PROV-DC (Note) provides a mapping between PROV and Dublic Core Terms.
PROV-SEM (Note), a declarative specification in terms of first-order logic of the PROV data model.
PROV-LINKS (Note) introduces a mechanism to link across bundles.
These descriptions were prov:wasQuotedFrom the Overview.
I’ll try to create a post in the next days on how to add simple PROV statements to your web page.
This week there was an announcement about the deadline extension for BIGPROV13. Apparently, some authors are preparing new submissions for next week. In previous posts I highlighted how the community has been demanding a provenance benchmark to test different analyses on provenance data, so today I’m going to describe how I have been contributing to the publication of public accessible provenance traces from scientific experiments.
It all started last year, when I did an internship in the Information Sciences Institute (ISI) to reproduce the results of the TB-Drugome experiment, led by Phil Bourne’s team in San Diego. They wanted to make accessible the method followed in their experiment in order to be reused by other scientists, for which it is necessary to publish sample traces of the experiment, the templates and every intermediate output and source. As a result, we reproduced the experiment with a workflow using the Wings workflow system, we extended the Open Provenance Model (OPM) to represent the traces as the OPMW profile, and we described here the process necessary in order to publish the templates and traces of any workflow as Linked Data. Lately we have aligned the previous work with the emerging PROV-O standard, providing serializations of both OPM and PROV for each workflow that is published. You can find the public endpoint here, and an exemplar application that loads into a wiki the data of a workflow(dynamically) can be seen here.
I have also been working with the Taverna people in the wf4Ever project to create a curated repository of runs from both Taverna and Wings, compatible with PROV (since both systems are similar and extend the standard to describe their workflows). The repository, available here for anyone that wants to use it, has been submitted to the BIGPROV13 call and hopefully will get accepted.

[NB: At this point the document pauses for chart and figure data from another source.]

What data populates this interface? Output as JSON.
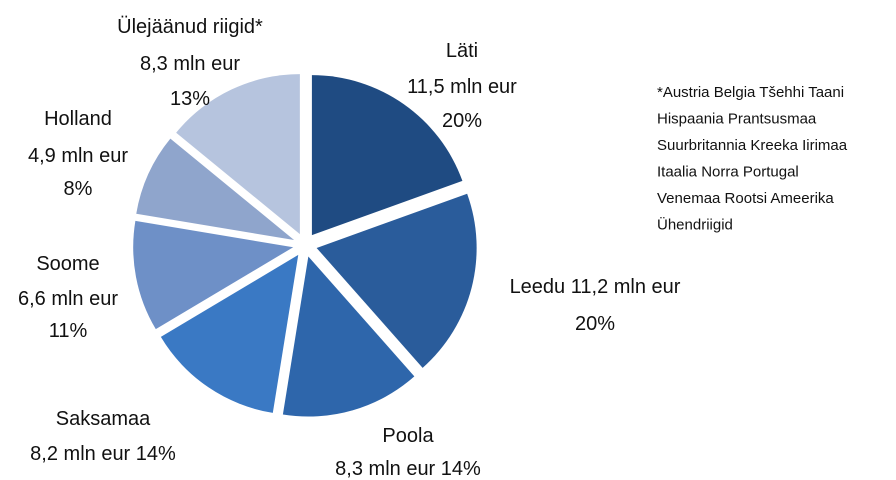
{
  "chart_data": {
    "type": "pie",
    "categories": [
      "Läti",
      "Leedu",
      "Poola",
      "Saksamaa",
      "Soome",
      "Holland",
      "Ülejäänud riigid*"
    ],
    "values": [
      11.5,
      11.2,
      8.3,
      8.2,
      6.6,
      4.9,
      8.3
    ],
    "value_labels": [
      "11,5 mln eur",
      "11,2 mln eur",
      "8,3 mln eur",
      "8,2 mln eur",
      "6,6 mln eur",
      "4,9 mln eur",
      "8,3 mln eur"
    ],
    "percents": [
      20,
      20,
      14,
      14,
      11,
      8,
      13
    ],
    "percent_labels": [
      "20%",
      "20%",
      "14%",
      "14%",
      "11%",
      "8%",
      "13%"
    ],
    "colors": [
      "#1f4b82",
      "#2a5c9b",
      "#2e66ab",
      "#3a79c4",
      "#6e90c7",
      "#8fa5cc",
      "#b6c4de"
    ],
    "note_lines": [
      "*Austria Belgia Tšehhi Taani",
      "Hispaania Prantsusmaa",
      "Suurbritannia Kreeka Iirimaa",
      "Itaalia Norra Portugal",
      "Venemaa Rootsi Ameerika",
      "Ühendriigid"
    ]
  }
}
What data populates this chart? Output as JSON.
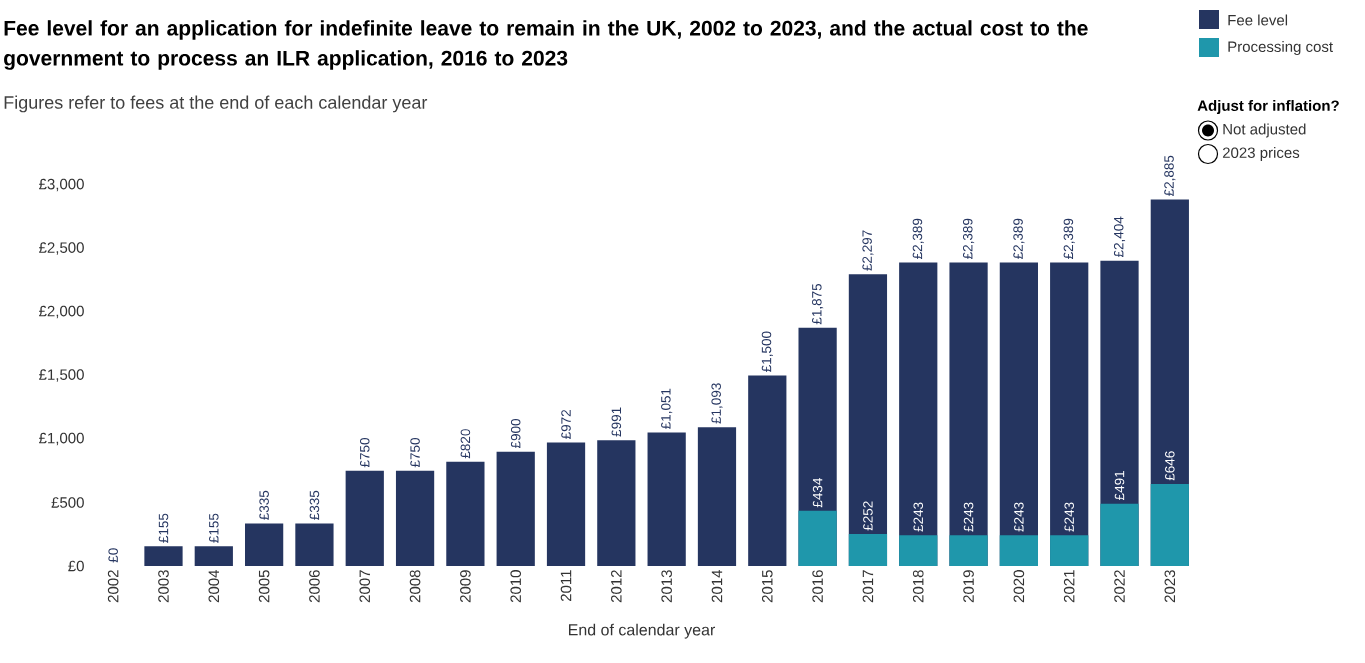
{
  "chart_data": {
    "type": "bar",
    "title": "Fee level for an application for indefinite leave to remain in the UK, 2002 to 2023, and the actual cost to the government to process an ILR application, 2016 to 2023",
    "subtitle": "Figures refer to fees at the end of each calendar year",
    "xlabel": "End of calendar year",
    "categories": [
      "2002",
      "2003",
      "2004",
      "2005",
      "2006",
      "2007",
      "2008",
      "2009",
      "2010",
      "2011",
      "2012",
      "2013",
      "2014",
      "2015",
      "2016",
      "2017",
      "2018",
      "2019",
      "2020",
      "2021",
      "2022",
      "2023"
    ],
    "series": [
      {
        "name": "Fee level",
        "color": "#253560",
        "values": [
          0,
          155,
          155,
          335,
          335,
          750,
          750,
          820,
          900,
          972,
          991,
          1051,
          1093,
          1500,
          1875,
          2297,
          2389,
          2389,
          2389,
          2389,
          2404,
          2885
        ],
        "value_labels": [
          "£0",
          "£155",
          "£155",
          "£335",
          "£335",
          "£750",
          "£750",
          "£820",
          "£900",
          "£972",
          "£991",
          "£1,051",
          "£1,093",
          "£1,500",
          "£1,875",
          "£2,297",
          "£2,389",
          "£2,389",
          "£2,389",
          "£2,389",
          "£2,404",
          "£2,885"
        ]
      },
      {
        "name": "Processing cost",
        "color": "#1f97ab",
        "values": [
          null,
          null,
          null,
          null,
          null,
          null,
          null,
          null,
          null,
          null,
          null,
          null,
          null,
          null,
          434,
          252,
          243,
          243,
          243,
          243,
          491,
          646
        ],
        "value_labels": [
          null,
          null,
          null,
          null,
          null,
          null,
          null,
          null,
          null,
          null,
          null,
          null,
          null,
          null,
          "£434",
          "£252",
          "£243",
          "£243",
          "£243",
          "£243",
          "£491",
          "£646"
        ]
      }
    ],
    "ylim": [
      0,
      3000
    ],
    "yticks": [
      {
        "value": 0,
        "label": "£0"
      },
      {
        "value": 500,
        "label": "£500"
      },
      {
        "value": 1000,
        "label": "£1,000"
      },
      {
        "value": 1500,
        "label": "£1,500"
      },
      {
        "value": 2000,
        "label": "£2,000"
      },
      {
        "value": 2500,
        "label": "£2,500"
      },
      {
        "value": 3000,
        "label": "£3,000"
      }
    ],
    "legend": "top right",
    "annotations": [
      "Adjust for inflation?",
      "Not adjusted",
      "2023 prices"
    ]
  }
}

So… now that we have a standard for representing provenance the big questions are: What do I do with all the provenance I generate? How do I interoperate with other approaches? At what granularity do I record the activities of my website? How do I present provenance information to the users? How do I validate provenance? How do I complete it? Many challenges remain to be solved until we can hit Tim Berners Lee’s OH Yeah? button of every web resource.